On vient voir Gerry et on lui demande d'aller au boulot, d'empoigner l'une ou l'autre de ses guitares et de chanter. Il est là pour ça, après tout. Il finit de manger ses moules, s'essuie les mains et va officier. Je ne saurais pas dire si c'est la musique ou la faim qui décide les personnes à venir. Depuis tout à l'heure, il y a eu de nouveaux arrivants et on est bien une vingtaine, maintenant !
A la table à côté de la mienne, un couple et leurs deux gosses. Tous moches quoi que la petite fille soit la moins désagréable. Elle, elle est du type "grosse vache bourrée". Lui, c'est plutôt du type "gros con saoul". Le fiston est gras et laid en plus de sembler bien con. Ce ne serait pas bien grave si ces braves gens se contentaient de boire, manger et écouter. Mais il faut que la madame décide de gueuler, de demander que le musicien joue de la "couneterie" ou du Michel Sardou (parce que Gerry a le malheur de parler de l'Irlande et du Connemara...), de vouloir faire de l'humour très lourd. Il arrive heureusement un moment où quelqu'un lui demande de se taire. Contre toute attente, ça marche au-delà de mes plus folles espérances ! Peu de temps après, le troupeau se lève et s'en va après une halte au comptoir où il paie son dû. Bon débarras !
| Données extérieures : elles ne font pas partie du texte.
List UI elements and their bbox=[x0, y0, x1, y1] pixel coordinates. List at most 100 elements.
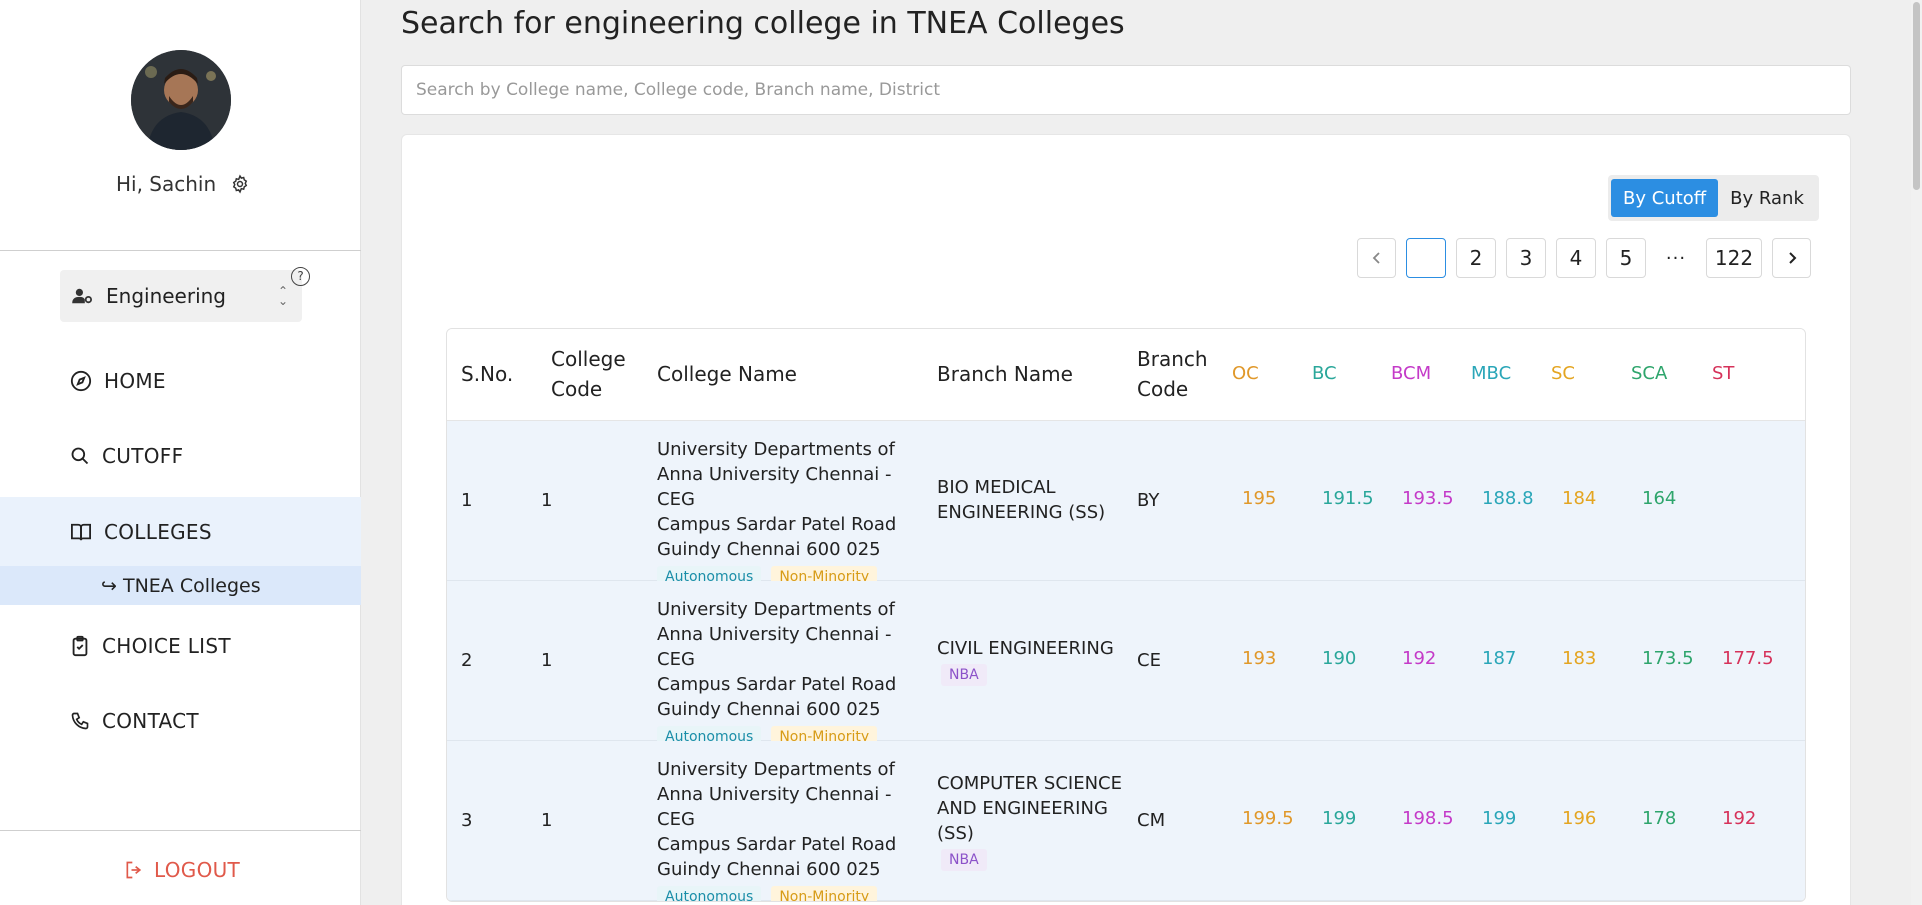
prev-page-button[interactable] bbox=[1357, 238, 1396, 278]
avatar[interactable] bbox=[131, 50, 231, 150]
nav-contact-label: CONTACT bbox=[102, 709, 199, 733]
nav-choice-list[interactable]: CHOICE LIST bbox=[0, 620, 361, 672]
college-line: Campus Sardar Patel Road bbox=[657, 514, 897, 535]
college-line: Anna University Chennai - CEG bbox=[657, 624, 892, 670]
logout-label: LOGOUT bbox=[154, 858, 241, 882]
cell-branch-code: BY bbox=[1137, 490, 1160, 511]
table-header: S.No. College Code College Name Branch N… bbox=[447, 329, 1805, 421]
logout-button[interactable]: LOGOUT bbox=[124, 858, 240, 882]
page-button[interactable]: 4 bbox=[1556, 238, 1596, 278]
college-line: Campus Sardar Patel Road bbox=[657, 834, 897, 855]
clipboard-icon bbox=[72, 635, 88, 657]
search-icon bbox=[71, 447, 89, 465]
cell-branch-code: CM bbox=[1137, 810, 1166, 831]
th-branch-name[interactable]: Branch Name bbox=[937, 359, 1073, 389]
college-line: Guindy Chennai 600 025 bbox=[657, 539, 881, 560]
gear-icon[interactable] bbox=[230, 174, 250, 194]
th-oc[interactable]: OC bbox=[1232, 359, 1259, 389]
cell-sc: 183 bbox=[1562, 648, 1597, 669]
college-line: University Departments of bbox=[657, 439, 895, 460]
nav-cutoff-label: CUTOFF bbox=[102, 444, 184, 468]
by-cutoff-button[interactable]: By Cutoff bbox=[1611, 179, 1719, 217]
th-college-code-l2: Code bbox=[551, 377, 603, 401]
th-sc[interactable]: SC bbox=[1551, 359, 1575, 389]
sidebar: Hi, Sachin Engineering ⌃⌄ ? HOME CUTOFF bbox=[0, 0, 361, 905]
th-college-code[interactable]: College Code bbox=[551, 344, 626, 404]
cell-sc: 196 bbox=[1562, 808, 1597, 829]
cell-st: 177.5 bbox=[1722, 648, 1774, 669]
cell-branch-code: CE bbox=[1137, 650, 1161, 671]
th-college-code-l1: College bbox=[551, 347, 626, 371]
branch-line: AND ENGINEERING bbox=[937, 798, 1108, 819]
page-scrollbar-thumb[interactable] bbox=[1913, 2, 1920, 190]
cell-mbc: 187 bbox=[1482, 648, 1517, 669]
non-minority-badge: Non-Minority bbox=[771, 886, 878, 901]
cell-mbc: 199 bbox=[1482, 808, 1517, 829]
table-row[interactable]: 3 1 University Departments of Anna Unive… bbox=[447, 741, 1805, 901]
page-current[interactable] bbox=[1406, 238, 1446, 278]
th-bcm[interactable]: BCM bbox=[1391, 359, 1431, 389]
cell-sno: 2 bbox=[461, 650, 473, 671]
th-sno[interactable]: S.No. bbox=[461, 359, 513, 389]
cell-oc: 193 bbox=[1242, 648, 1277, 669]
nav-colleges[interactable]: COLLEGES bbox=[0, 497, 361, 566]
sidebar-divider-bottom bbox=[0, 830, 361, 831]
nav-choice-list-label: CHOICE LIST bbox=[102, 634, 231, 658]
sidebar-divider bbox=[0, 250, 361, 251]
th-sca[interactable]: SCA bbox=[1631, 359, 1667, 389]
table-row[interactable]: 1 1 University Departments of Anna Unive… bbox=[447, 421, 1805, 588]
stream-select[interactable]: Engineering ⌃ ⌄ bbox=[60, 270, 302, 322]
page-button[interactable]: 5 bbox=[1606, 238, 1646, 278]
th-bc[interactable]: BC bbox=[1312, 359, 1337, 389]
college-line: University Departments of bbox=[657, 599, 895, 620]
college-line: University Departments of bbox=[657, 759, 895, 780]
nav-home[interactable]: HOME bbox=[0, 355, 361, 407]
cell-branch-name: CIVIL ENGINEERING NBA bbox=[937, 636, 1114, 686]
nav-cutoff[interactable]: CUTOFF bbox=[0, 430, 361, 482]
search-input[interactable] bbox=[401, 65, 1851, 115]
th-st[interactable]: ST bbox=[1712, 359, 1734, 389]
cell-mbc: 188.8 bbox=[1482, 488, 1534, 509]
table-row[interactable]: 2 1 University Departments of Anna Unive… bbox=[447, 581, 1805, 748]
cell-college-code: 1 bbox=[541, 650, 553, 671]
cell-sno: 3 bbox=[461, 810, 473, 831]
branch-line: (SS) bbox=[937, 823, 974, 844]
th-mbc[interactable]: MBC bbox=[1471, 359, 1511, 389]
cell-bcm: 192 bbox=[1402, 648, 1437, 669]
th-college-name[interactable]: College Name bbox=[657, 359, 797, 389]
page-title: Search for engineering college in TNEA C… bbox=[401, 6, 1125, 41]
cell-oc: 199.5 bbox=[1242, 808, 1294, 829]
cell-college-code: 1 bbox=[541, 490, 553, 511]
cell-oc: 195 bbox=[1242, 488, 1277, 509]
cell-st: 192 bbox=[1722, 808, 1757, 829]
cell-bc: 190 bbox=[1322, 648, 1357, 669]
next-page-button[interactable] bbox=[1772, 238, 1811, 278]
by-rank-button[interactable]: By Rank bbox=[1718, 179, 1816, 217]
nav-contact[interactable]: CONTACT bbox=[0, 695, 361, 747]
cell-sca: 164 bbox=[1642, 488, 1677, 509]
page-button[interactable]: 3 bbox=[1506, 238, 1546, 278]
cell-sc: 184 bbox=[1562, 488, 1597, 509]
compass-icon bbox=[70, 370, 92, 392]
chevron-left-icon bbox=[1372, 252, 1380, 264]
page-ellipsis[interactable]: ··· bbox=[1656, 238, 1696, 278]
th-branch-code[interactable]: Branch Code bbox=[1137, 344, 1208, 404]
nba-badge: NBA bbox=[941, 664, 987, 686]
user-gear-icon bbox=[72, 288, 92, 304]
college-line: Anna University Chennai - CEG bbox=[657, 784, 892, 830]
nav-home-label: HOME bbox=[104, 369, 166, 393]
stream-select-value: Engineering bbox=[106, 284, 226, 308]
cell-branch-name: BIO MEDICAL ENGINEERING (SS) bbox=[937, 475, 1105, 525]
help-icon[interactable]: ? bbox=[291, 267, 310, 286]
cell-college-name: University Departments of Anna Universit… bbox=[657, 757, 922, 901]
college-line: Campus Sardar Patel Road bbox=[657, 674, 897, 695]
branch-line: COMPUTER SCIENCE bbox=[937, 773, 1122, 794]
page-button-last[interactable]: 122 bbox=[1706, 238, 1762, 278]
nav-tnea-colleges[interactable]: ↪ TNEA Colleges bbox=[0, 566, 361, 605]
page-button[interactable]: 2 bbox=[1456, 238, 1496, 278]
branch-line: BIO MEDICAL bbox=[937, 477, 1056, 498]
branch-line: CIVIL ENGINEERING bbox=[937, 638, 1114, 659]
cell-college-name: University Departments of Anna Universit… bbox=[657, 437, 922, 588]
cell-bc: 199 bbox=[1322, 808, 1357, 829]
cell-sno: 1 bbox=[461, 490, 473, 511]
Le concert se poursuit. Quelques personnes s'en vont après leur repas mais d'autres restent à écouter. Dopé par l'ambiance qui est devenue plus agréable, Gerry rentre dans sa musique. Ça y est, il devient bon ! Il chante en fermant les yeux et enchaîne blues sur morceaux de Pete Seeger, alternant musique nostalgique et musique entraînante. Le charme opère et les applaudissements viennent le remercier. Une pause pour boire un peu de vin et fumer une cigarette et il revient pour une dernière série encore meilleure. Les personnes qui sont encore présentes ne sont là que pour Gerry et sa musique et Gerry le sent. Il a retrouvé la confiance en lui et ça s'entend.
Le concert se termine par un chant a capella, Gerry salue son public et va se servir un verre de vin. Nous parlons un peu du concert. Gerry est fatigué. Il est près de 1 heure du matin. J'aide Claude (un autre de ses amis) à ranger le matériel, ampli, guitares, pieds, micros... On range tout cela dans la voiture. La soirée est terminée. Je paie mon repas, je dis au-revoir à Claude et à Gerry et je rentre me coucher.